Les magistrats donnent ainsi raison au requérant, l'association « Bail à part, tremplin pour le logement », qui considérait qu’une telle décision relevait de « l’excès de pouvoir ». L'Etat devra par ailleurs payer la somme de 3 000 € à « Bail à part », présidée par Julien Bayou, un des porte-parole du parti EELV. Ce dernier ne cache pas sa satisfaction : « Il est paradoxal de devoir aller en justice pour faire confirmer l'une des rares avancées sociales, avec le mariage pour tous, du quinquennat Hollande. En tout cas, c'est un bel anniversaire pour la loi, qui a trois ans (Ndlr, le 17 mars 2014). C'est une victoire pour tous les locataires modestes qui paient les loyers les plus chers au m², avec des petits revenus.»

Seules Paris, Lille et Grenoble ont mis en place l'encadrement des loyers

Cette loi avait été portée par l'ex-ministre du Logement Cécile Duflot, prévoyant qu’à la signature d'un nouveau bail ou lors d'un renouvellement, le loyer d'un logement ne puisse dépasser de 20 % un loyer de référence fixé par arrêté préfectoral, ni lui être inférieur de 30 % - un « complément » étant autorisé pour certains biens en prenant en compte notamment les travaux réalisés pour améliorer le confort du logement. Ce dispositif était initialement prévu pour s’appliquer dans toutes les zones tendues en France, soit 1 151 communes de 28 agglomérations. Manuel Valls, sensible aux arguments des agents immobiliers, l’avait cantonné à Paris et aux communes volontaires (Lille et Grenoble se sont portées candidates).
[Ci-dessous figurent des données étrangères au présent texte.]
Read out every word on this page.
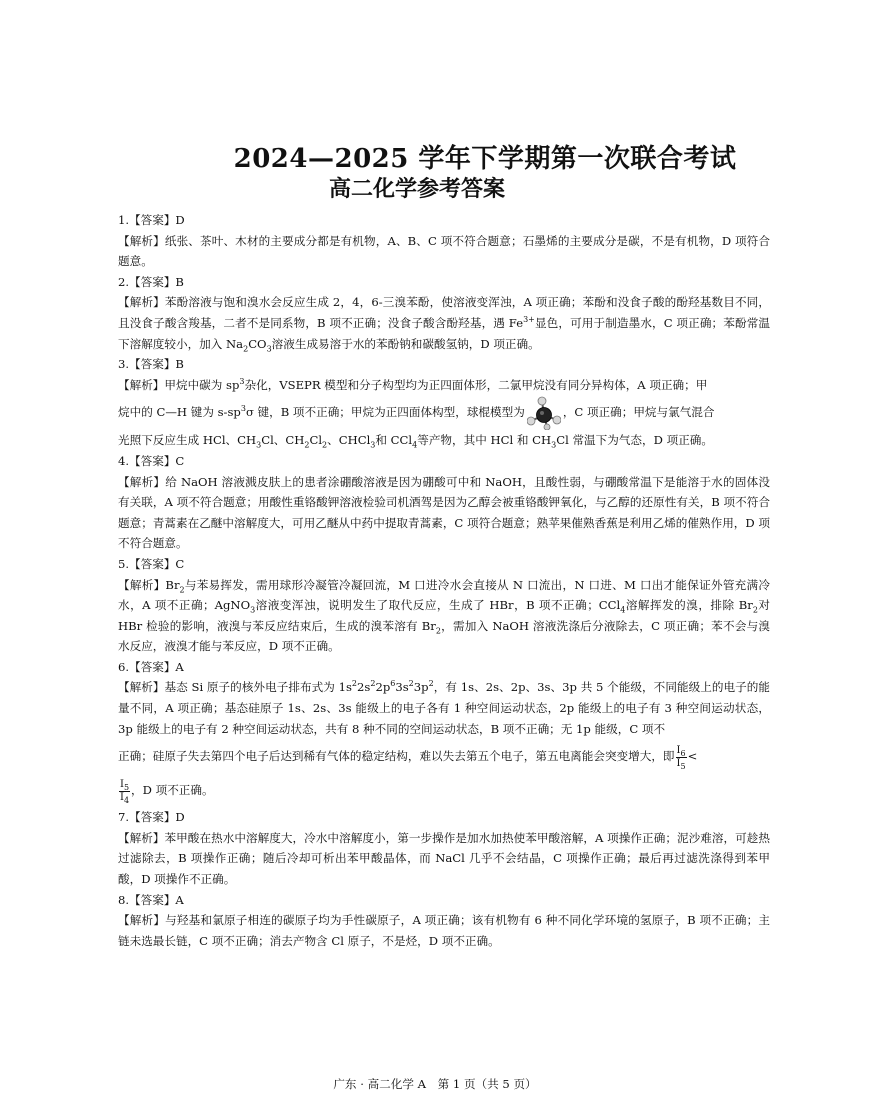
2024—2025 学年下学期第一次联合考试
高二化学参考答案

1.【答案】D

【解析】纸张、茶叶、木材的主要成分都是有机物，A、B、C 项不符合题意；石墨烯的主要成分是碳，不是有机物，D 项符合题意。

2.【答案】B

【解析】苯酚溶液与饱和溴水会反应生成 2，4，6-三溴苯酚，使溶液变浑浊，A 项正确；苯酚和没食子酸的酚羟基数目不同，且没食子酸含羧基，二者不是同系物，B 项不正确；没食子酸含酚羟基，遇 $Fe^{3+}$显色，可用于制造墨水，C 项正确；苯酚常温下溶解度较小，加入 $Na_2CO_3$溶液生成易溶于水的苯酚钠和碳酸氢钠，D 项正确。

3.【答案】B

【解析】甲烷中碳为 $sp^3$杂化，VSEPR 模型和分子构型均为正四面体形，二氯甲烷没有同分异构体，A 项正确；甲

烷中的 C—H 键为 $s-sp^3\sigma$ 键，B 项不正确；甲烷为正四面体构型，球棍模型为	，C 项正确；甲烷与氯气混合

光照下反应生成 HCl、$CH_3Cl$、$CH_2Cl_2$、CHCl$_3$和 CCl$_4$等产物，其中 HCl 和 $CH_3Cl$ 常温下为气态，D 项正确。

4.【答案】C

【解析】给 NaOH 溶液溅皮肤上的患者涂硼酸溶液是因为硼酸可中和 NaOH，且酸性弱，与硼酸常温下是能溶于水的固体没有关联，A 项不符合题意；用酸性重铬酸钾溶液检验司机酒驾是因为乙醇会被重铬酸钾氧化，与乙醇的还原性有关，B 项不符合题意；青蒿素在乙醚中溶解度大，可用乙醚从中药中提取青蒿素，C 项符合题意；熟苹果催熟香蕉是利用乙烯的催熟作用，D 项不符合题意。

5.【答案】C

【解析】$Br_2$与苯易挥发，需用球形冷凝管冷凝回流，M 口进冷水会直接从 N 口流出，N 口进、M 口出才能保证外管充满冷水，A 项不正确；AgNO$_3$溶液变浑浊，说明发生了取代反应，生成了 HBr，B 项不正确；CCl$_4$溶解挥发的溴，排除 $Br_2$对 HBr 检验的影响，液溴与苯反应结束后，生成的溴苯溶有 $Br_2$，需加入 NaOH 溶液洗涤后分液除去，C 项正确；苯不会与溴水反应，液溴才能与苯反应，D 项不正确。

6.【答案】A

【解析】基态 Si 原子的核外电子排布式为 $1s^22s^22p^63s^23p^2$，有 1s、2s、2p、3s、3p 共 5 个能级，不同能级上的电子的能量不同，A 项正确；基态硅原子 1s、2s、3s 能级上的电子各有 1 种空间运动状态，2p 能级上的电子有 3 种空间运动状态，3p 能级上的电子有 2 种空间运动状态，共有 8 种不同的空间运动状态，B 项不正确；无 1p 能级，C 项不

正确；硅原子失去第四个电子后达到稀有气体的稳定结构，难以失去第五个电子，第五电离能会突变增大，即 $\frac{I_6}{I_5}$ <

$\frac{I_5}{I_4}$ ，D 项不正确。

7.【答案】D

【解析】苯甲酸在热水中溶解度大，冷水中溶解度小，第一步操作是加水加热使苯甲酸溶解，A 项操作正确；泥沙难溶，可趁热过滤除去，B 项操作正确；随后冷却可析出苯甲酸晶体，而 NaCl 几乎不会结晶，C 项操作正确；最后再过滤洗涤得到苯甲酸，D 项操作不正确。

8.【答案】A

【解析】与羟基和氯原子相连的碳原子均为手性碳原子，A 项正确；该有机物有 6 种不同化学环境的氢原子，B 项不正确；主链未选最长链，C 项不正确；消去产物含 Cl 原子，不是烃，D 项不正确。

广东 · 高二化学 A　第 1 页（共 5 页）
A Lille, les locataires très peu intéressés par cette dispostion de la loi Alur

En vigueur depuis le 1er février à Lille, l’encadrement des loyers ne provoque pas de grands mouvements de foule. Malgré une campagne de promotion lancée par la Ville, propriétaires et locataires sont peu nombreux à se renseigner, révèle Le Monde : « L’agence départementale d’information sur le logement (ADIL) du Nord n’a enregistré qu’une quarantaine de demandes de renseignements, autant que les antennes locales de la Confédération nationale du logement et de la confédération Consommation, logement et cadre de vie, des associations de locataires », indique le quotidien du soir.

L'encadrement des loyers vu par les candidats à la présidentielle

Parmi les candidats à la présidentielle, si Benoît Hamon (PS) entend renforcer l'encadrement des loyers, François Fillon (Les Républicains) souhaite sa disparition et Emmanuel Macron (En marche !) envisage de le « débrancher progressivement ».